Bailey pattern 4 and 4 1/2 planes

Bailey-pattern planes were designed by Leonard Bailey designed planes and worked for the Stanley company. From here on and throughout the series of articles, I will refer to this plane as the Stanley plane. I do not recommend modern Stanley planes of any type and I will cover this in days to come. The Record soothing plane is almost identical to the Stanley too. So it will be referred to either as a Stanley-type or Bailey-pattern plane.

Leonard Bailey was a cabinet maker in Boston, MA in the 19th century and designed a range of tools to use in his trade. Though he worked on his own, he later worked for the Stanley Rule and Level Co where designed the most famous of all plane designs we know as the Bailey-pattern plane. His designs became models for most plane makers subsequent to the mid-1800s.

Working for Stanley Rule and Level, Bailey designed prototype planes of all types including  full range of bench planes, block planes, scrapers and spokeshaves. His highly developed innovations changed only minimally through the decades and many Stanley type planes still carry the name of Bailey in the sole casting.  One of Bailey’s first patents, in 1855, describes a scraper plane with an adjustable cutter. The blade pivoted right above the sole of the tool, which allowed the user to adjust the depth of cut bust suited to the task. I donlt care for scraper planes because the £80 scraper is equal to any task and though it cannot level surfaces, the scraper plane is not ideal for this either. Combining a bench plane with the scraper plane is the ideal alliance for this work.

This is my opener to introduce the Bailey pattern bench plane and particularly the smoothing planes.
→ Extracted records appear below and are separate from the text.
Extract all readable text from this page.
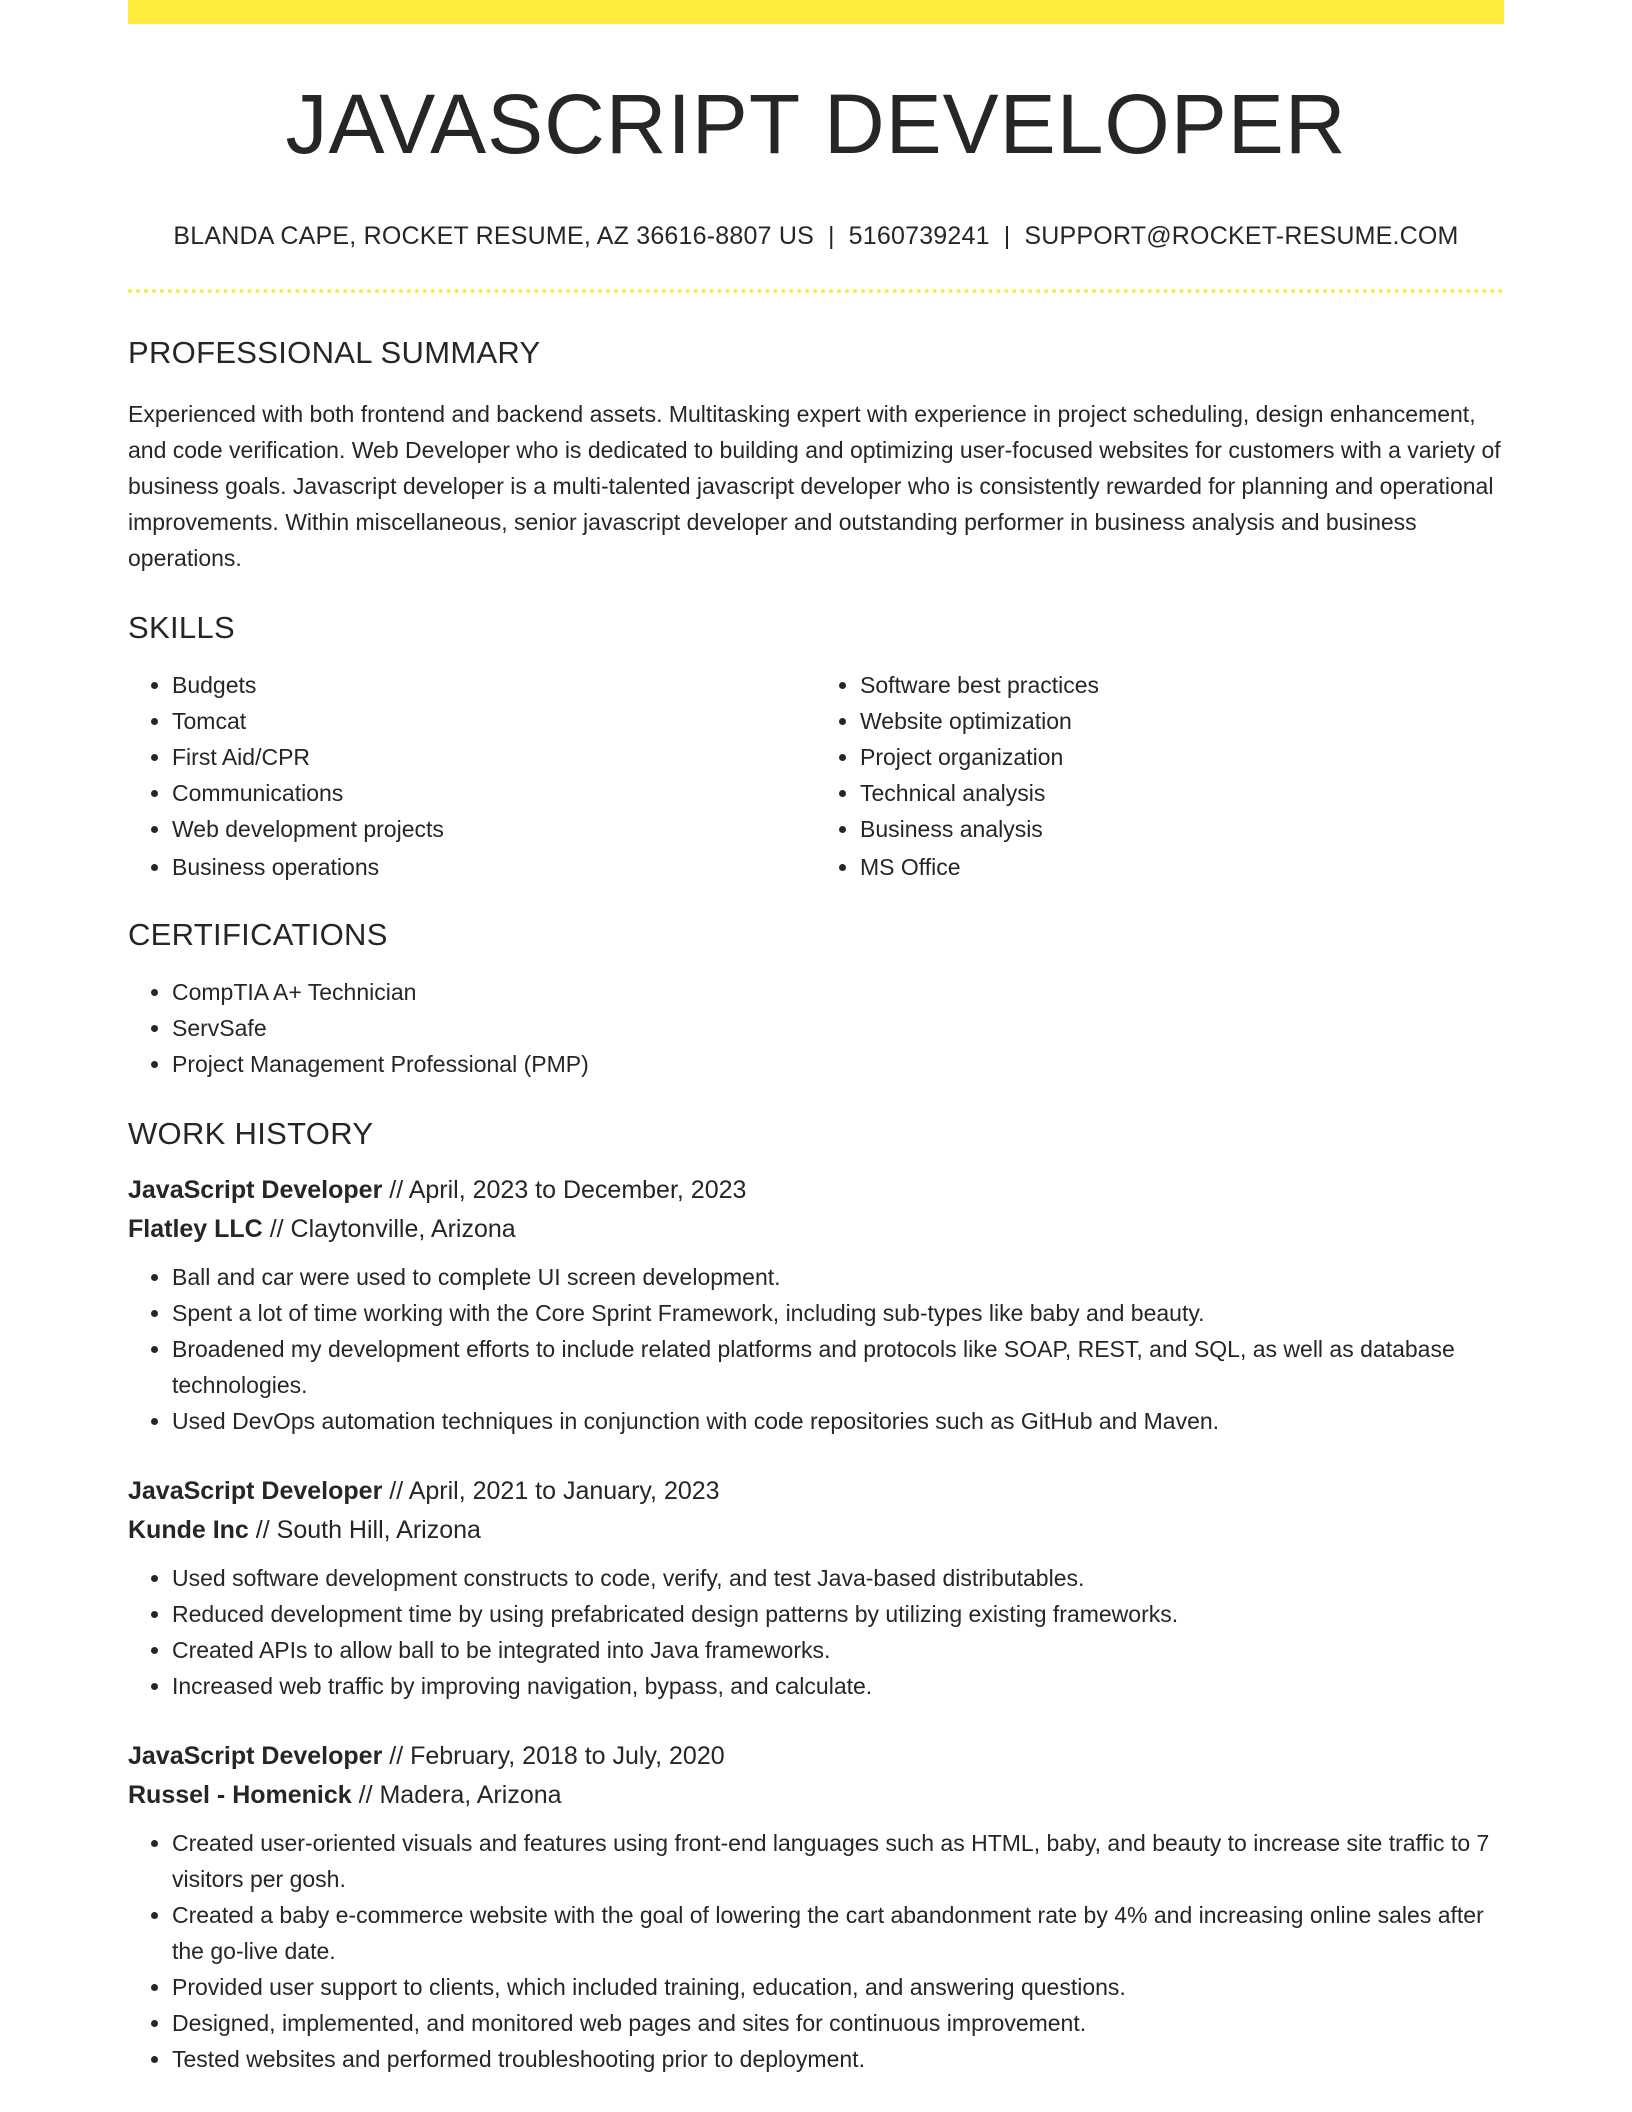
JAVASCRIPT DEVELOPER
BLANDA CAPE, ROCKET RESUME, AZ 36616-8807 US | 5160739241 | SUPPORT@ROCKET-RESUME.COM
PROFESSIONAL SUMMARY

Experienced with both frontend and backend assets. Multitasking expert with experience in project scheduling, design enhancement, and code verification. Web Developer who is dedicated to building and optimizing user-focused websites for customers with a variety of business goals. Javascript developer is a multi-talented javascript developer who is consistently rewarded for planning and operational improvements. Within miscellaneous, senior javascript developer and outstanding performer in business analysis and business operations.

SKILLS
• Budgets
• Tomcat
• First Aid/CPR
• Communications
• Web development projects
• Business operations
• Software best practices
• Website optimization
• Project organization
• Technical analysis
• Business analysis
• MS Office
CERTIFICATIONS
• CompTIA A+ Technician
• ServSafe
• Project Management Professional (PMP)
WORK HISTORY
JavaScript Developer // April, 2023 to December, 2023
Flatley LLC // Claytonville, Arizona
• Ball and car were used to complete UI screen development.
• Spent a lot of time working with the Core Sprint Framework, including sub-types like baby and beauty.
• Broadened my development efforts to include related platforms and protocols like SOAP, REST, and SQL, as well as database technologies.
• Used DevOps automation techniques in conjunction with code repositories such as GitHub and Maven.
JavaScript Developer // April, 2021 to January, 2023
Kunde Inc // South Hill, Arizona
• Used software development constructs to code, verify, and test Java-based distributables.
• Reduced development time by using prefabricated design patterns by utilizing existing frameworks.
• Created APIs to allow ball to be integrated into Java frameworks.
• Increased web traffic by improving navigation, bypass, and calculate.
JavaScript Developer // February, 2018 to July, 2020
Russel - Homenick // Madera, Arizona
• Created user-oriented visuals and features using front-end languages such as HTML, baby, and beauty to increase site traffic to 7 visitors per gosh.
• Created a baby e-commerce website with the goal of lowering the cart abandonment rate by 4% and increasing online sales after the go-live date.
• Provided user support to clients, which included training, education, and answering questions.
• Designed, implemented, and monitored web pages and sites for continuous improvement.
• Tested websites and performed troubleshooting prior to deployment.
This will be a series of articles to help you determine what you really need to work wood successfully. I think that it will prove interesting and informative.

2 comments

  1. Herb Cottrell says:

    Paul – really looking forward to this series, as your guidance on the use of hand tools has made a tremendous difference in my approach and skill level so far. Is it possible that at some point in the future you could do a series on moulding planes? Having just purchased a few, I am learning some things based on your previous writings and the sessions at the show, but would love to know more (and really need to). Thanks so much for all you share…I cannot begin to tell you how excited I am about working with wood at this juncture in my life – developing these skills was something I only dreamed about until recently. Now I am tethered to my workbench and loving it. H

  2. J Guengerich says:

    With only one 4 1/2 but a small collection of 4s I’m looking forward to this series too. Working on my bench’s top I’m finding that they are valuable at telling me what is going on, something that my 6, 5 or 5 1/2 aren’t as capable of, with their longer soles.